Centrafrique: les évêques appellent à un sursaut patriotique

Dans un message diffusé le 17 janvier, la conférence épiscopale centrafricaine revient sur la crise politique et sécuritaire qui secoue le pays, dénonçant avec vigueur la corruption et l'impunité et listant des solutions pour l'avenir. «La crise n'est pas une fatalité», affirment les évêques.

Marine Henriot et Olivier Bonnel - Cité du Vatican

Presqu'un mois après l'élection présidentielle et alors que le pays est menacé par les violences d’une coalition de groupes armés qui rejettent la réélection du président sortant Faustin Archange Touadéra, les évêques centrafricains ont décidé de monter au créneau. Réunis à la cathédrale Notre-Dame de l'Immaculée Conception de Bangui pour la messe de clôture de leur assemblée plénière, ils ont publié hier un long message «à l'Église, famille de Dieu et aux hommes et femmes de bonne volonté» en reprenant la phrase de Jésus dans Saint Luc: «Lève-toi et marche».

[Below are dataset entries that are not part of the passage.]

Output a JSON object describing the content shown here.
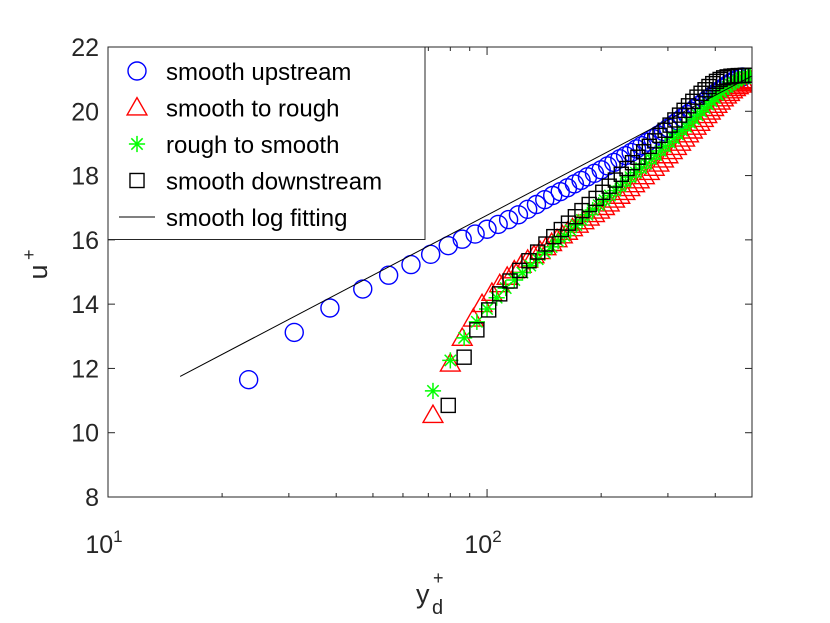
{
  "chart_data": {
    "type": "scatter",
    "x_scale": "log",
    "xlim": [
      10,
      500
    ],
    "ylim": [
      8,
      22
    ],
    "xlabel": "y",
    "xlabel_sup": "+",
    "xlabel_sub": "d",
    "ylabel": "u",
    "ylabel_sup": "+",
    "x_ticks": [
      {
        "value": 10,
        "base": "10",
        "exp": "1"
      },
      {
        "value": 100,
        "base": "10",
        "exp": "2"
      }
    ],
    "y_ticks": [
      {
        "value": 8,
        "label": "8"
      },
      {
        "value": 10,
        "label": "10"
      },
      {
        "value": 12,
        "label": "12"
      },
      {
        "value": 14,
        "label": "14"
      },
      {
        "value": 16,
        "label": "16"
      },
      {
        "value": 18,
        "label": "18"
      },
      {
        "value": 20,
        "label": "20"
      },
      {
        "value": 22,
        "label": "22"
      }
    ],
    "grid": false,
    "legend_position": "top-left",
    "series": [
      {
        "name": "smooth upstream",
        "marker": "circle",
        "color": "#0000ff",
        "points": [
          [
            23.5,
            11.65
          ],
          [
            31,
            13.12
          ],
          [
            38.5,
            13.88
          ],
          [
            47,
            14.47
          ],
          [
            55,
            14.9
          ],
          [
            63,
            15.23
          ],
          [
            71,
            15.55
          ],
          [
            79,
            15.82
          ],
          [
            86,
            16.02
          ],
          [
            93,
            16.18
          ],
          [
            100,
            16.33
          ],
          [
            107,
            16.48
          ],
          [
            114,
            16.63
          ],
          [
            121,
            16.78
          ],
          [
            128,
            16.95
          ],
          [
            135,
            17.1
          ],
          [
            142,
            17.25
          ],
          [
            149,
            17.38
          ],
          [
            156,
            17.5
          ],
          [
            163,
            17.62
          ],
          [
            170,
            17.74
          ],
          [
            177,
            17.85
          ],
          [
            184,
            17.96
          ],
          [
            192,
            18.07
          ],
          [
            200,
            18.18
          ],
          [
            208,
            18.3
          ],
          [
            216,
            18.41
          ],
          [
            224,
            18.52
          ],
          [
            232,
            18.62
          ],
          [
            240,
            18.72
          ],
          [
            248,
            18.83
          ],
          [
            256,
            18.93
          ],
          [
            265,
            19.04
          ],
          [
            274,
            19.15
          ],
          [
            283,
            19.26
          ],
          [
            292,
            19.37
          ],
          [
            301,
            19.48
          ],
          [
            310,
            19.59
          ],
          [
            319,
            19.7
          ],
          [
            328,
            19.8
          ],
          [
            337,
            19.9
          ],
          [
            346,
            20.0
          ],
          [
            355,
            20.1
          ],
          [
            364,
            20.2
          ],
          [
            373,
            20.29
          ],
          [
            382,
            20.38
          ],
          [
            391,
            20.47
          ],
          [
            400,
            20.56
          ],
          [
            409,
            20.64
          ],
          [
            418,
            20.72
          ],
          [
            427,
            20.8
          ],
          [
            436,
            20.87
          ],
          [
            445,
            20.93
          ],
          [
            454,
            20.98
          ],
          [
            463,
            21.03
          ],
          [
            472,
            21.07
          ]
        ]
      },
      {
        "name": "smooth to rough",
        "marker": "triangle",
        "color": "#ff0000",
        "points": [
          [
            72,
            10.55
          ],
          [
            80,
            12.15
          ],
          [
            86,
            12.95
          ],
          [
            92,
            13.55
          ],
          [
            97,
            14.0
          ],
          [
            103,
            14.35
          ],
          [
            108,
            14.62
          ],
          [
            113,
            14.85
          ],
          [
            118,
            15.05
          ],
          [
            123,
            15.22
          ],
          [
            128,
            15.38
          ],
          [
            133,
            15.52
          ],
          [
            138,
            15.65
          ],
          [
            143,
            15.77
          ],
          [
            148,
            15.9
          ],
          [
            153,
            16.02
          ],
          [
            158,
            16.14
          ],
          [
            163,
            16.25
          ],
          [
            168,
            16.36
          ],
          [
            174,
            16.47
          ],
          [
            180,
            16.58
          ],
          [
            186,
            16.69
          ],
          [
            192,
            16.8
          ],
          [
            198,
            16.91
          ],
          [
            204,
            17.02
          ],
          [
            210,
            17.13
          ],
          [
            217,
            17.25
          ],
          [
            224,
            17.37
          ],
          [
            231,
            17.49
          ],
          [
            238,
            17.61
          ],
          [
            245,
            17.73
          ],
          [
            252,
            17.85
          ],
          [
            260,
            17.98
          ],
          [
            268,
            18.11
          ],
          [
            276,
            18.24
          ],
          [
            284,
            18.37
          ],
          [
            292,
            18.5
          ],
          [
            300,
            18.63
          ],
          [
            308,
            18.76
          ],
          [
            316,
            18.89
          ],
          [
            324,
            19.02
          ],
          [
            332,
            19.15
          ],
          [
            340,
            19.28
          ],
          [
            348,
            19.4
          ],
          [
            356,
            19.52
          ],
          [
            364,
            19.64
          ],
          [
            372,
            19.76
          ],
          [
            380,
            19.88
          ],
          [
            388,
            19.99
          ],
          [
            396,
            20.1
          ],
          [
            404,
            20.2
          ],
          [
            412,
            20.3
          ],
          [
            420,
            20.4
          ],
          [
            428,
            20.49
          ],
          [
            436,
            20.57
          ],
          [
            444,
            20.65
          ],
          [
            452,
            20.72
          ],
          [
            460,
            20.78
          ],
          [
            468,
            20.83
          ],
          [
            476,
            20.88
          ],
          [
            484,
            20.92
          ],
          [
            492,
            20.95
          ],
          [
            500,
            20.97
          ]
        ]
      },
      {
        "name": "rough to smooth",
        "marker": "asterisk",
        "color": "#00ff00",
        "points": [
          [
            72,
            11.3
          ],
          [
            80,
            12.25
          ],
          [
            87,
            12.95
          ],
          [
            94,
            13.45
          ],
          [
            100,
            13.85
          ],
          [
            106,
            14.2
          ],
          [
            112,
            14.5
          ],
          [
            118,
            14.75
          ],
          [
            124,
            14.98
          ],
          [
            130,
            15.2
          ],
          [
            136,
            15.4
          ],
          [
            142,
            15.6
          ],
          [
            148,
            15.78
          ],
          [
            154,
            15.96
          ],
          [
            160,
            16.13
          ],
          [
            166,
            16.3
          ],
          [
            172,
            16.46
          ],
          [
            178,
            16.62
          ],
          [
            184,
            16.78
          ],
          [
            190,
            16.93
          ],
          [
            197,
            17.08
          ],
          [
            204,
            17.23
          ],
          [
            211,
            17.38
          ],
          [
            218,
            17.53
          ],
          [
            225,
            17.67
          ],
          [
            232,
            17.81
          ],
          [
            239,
            17.95
          ],
          [
            247,
            18.09
          ],
          [
            255,
            18.23
          ],
          [
            263,
            18.37
          ],
          [
            271,
            18.51
          ],
          [
            279,
            18.64
          ],
          [
            287,
            18.77
          ],
          [
            295,
            18.9
          ],
          [
            303,
            19.03
          ],
          [
            311,
            19.16
          ],
          [
            319,
            19.28
          ],
          [
            327,
            19.4
          ],
          [
            335,
            19.52
          ],
          [
            343,
            19.64
          ],
          [
            351,
            19.76
          ],
          [
            359,
            19.88
          ],
          [
            367,
            19.99
          ],
          [
            375,
            20.1
          ],
          [
            383,
            20.21
          ],
          [
            391,
            20.31
          ],
          [
            399,
            20.41
          ],
          [
            407,
            20.51
          ],
          [
            415,
            20.6
          ],
          [
            423,
            20.68
          ],
          [
            431,
            20.76
          ],
          [
            439,
            20.83
          ],
          [
            447,
            20.89
          ],
          [
            455,
            20.95
          ],
          [
            463,
            21.0
          ],
          [
            471,
            21.04
          ],
          [
            479,
            21.07
          ],
          [
            487,
            21.09
          ],
          [
            495,
            21.1
          ]
        ]
      },
      {
        "name": "smooth downstream",
        "marker": "square",
        "color": "#000000",
        "points": [
          [
            79,
            10.85
          ],
          [
            87,
            12.35
          ],
          [
            94,
            13.2
          ],
          [
            101,
            13.82
          ],
          [
            108,
            14.32
          ],
          [
            115,
            14.72
          ],
          [
            122,
            15.05
          ],
          [
            129,
            15.35
          ],
          [
            136,
            15.62
          ],
          [
            143,
            15.87
          ],
          [
            150,
            16.1
          ],
          [
            157,
            16.32
          ],
          [
            164,
            16.52
          ],
          [
            171,
            16.72
          ],
          [
            178,
            16.91
          ],
          [
            186,
            17.1
          ],
          [
            194,
            17.29
          ],
          [
            202,
            17.48
          ],
          [
            210,
            17.67
          ],
          [
            218,
            17.86
          ],
          [
            226,
            18.04
          ],
          [
            234,
            18.22
          ],
          [
            242,
            18.4
          ],
          [
            250,
            18.57
          ],
          [
            259,
            18.74
          ],
          [
            268,
            18.91
          ],
          [
            277,
            19.08
          ],
          [
            286,
            19.25
          ],
          [
            295,
            19.41
          ],
          [
            304,
            19.57
          ],
          [
            313,
            19.73
          ],
          [
            322,
            19.88
          ],
          [
            331,
            20.03
          ],
          [
            340,
            20.17
          ],
          [
            349,
            20.31
          ],
          [
            358,
            20.44
          ],
          [
            367,
            20.56
          ],
          [
            376,
            20.67
          ],
          [
            385,
            20.77
          ],
          [
            394,
            20.86
          ],
          [
            403,
            20.93
          ],
          [
            412,
            20.99
          ],
          [
            421,
            21.04
          ],
          [
            430,
            21.07
          ],
          [
            440,
            21.09
          ],
          [
            450,
            21.1
          ],
          [
            460,
            21.11
          ],
          [
            470,
            21.11
          ],
          [
            480,
            21.12
          ],
          [
            490,
            21.12
          ]
        ]
      },
      {
        "name": "smooth log fitting",
        "marker": "line",
        "color": "#000000",
        "points": [
          [
            15.5,
            11.75
          ],
          [
            500,
            21.1
          ]
        ]
      }
    ]
  }
}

Lu par a été lu par l’abbé Cédric Kongbo Gbassinga, secrétaire de la Conférence épiscopale centrafricaine, ce message «se veut tout à la fois l’écho de ses cris de souffrances et une voix de réconfort et d’espérance» précise d'emblée la conférence épiscopale. Les évêques dressent d'abord un sombre panorama du pays et pointent «l'exaspération du peuple». Les prélats constatent en effet avec amertume la montée de l'insécurité dans le pays, les déplacements de population, la paralysie de l'économie. Ils s'inquiètent aussi de la dégradation de la situation alimentaire dans un pays qui a déjà connu les crises à de multiples reprises. 


«Manque de patriotisme»

Les évêques centrafricains regrettent aussi les divisons de la classe politique et «le manque de patriotisme», qui ont laissé le pays «à la merci des prédateurs et des mercenaires de tous bords». «La guerre qui nous est aujourd’hui imposée vise à anéantir les aspirations profondes du peuple centrafricain» dénoncent-ils. Le peuple centrafricain est aujourd'hui fatigué et déçu face aux divisions interminables des politiques et à leurs calculs, rappelent encore les prélats. «Nous souffrons avec notre peuple qui vit toujours dans les inquiétudes et l’incertitude d’un lendemain qui paralyse».

Les liens du péché qui plombent le pays

C'est justement l'image du paralytique porté devant Jésus que l'Église centrafricaine utilise comme métaphore du pays. Selon les évêques, plusieurs péchés rongent leur pays, comme la convoitise, la colère, l’envie, les mensonges, la manipulation les violences et les meutres... autant de péchés qui «nous empêchent de promouvoir les grandes valeurs de fraternité, de justice et de paix». Mais dans l'Évangile, le paralytique ne souhaite pas rester dans cet état, poursuivent les évêques. Face à lui, les paroles de Jésus «déclenchent une libération, une résurrection, une reconstruction humaine et une nouvelle vie».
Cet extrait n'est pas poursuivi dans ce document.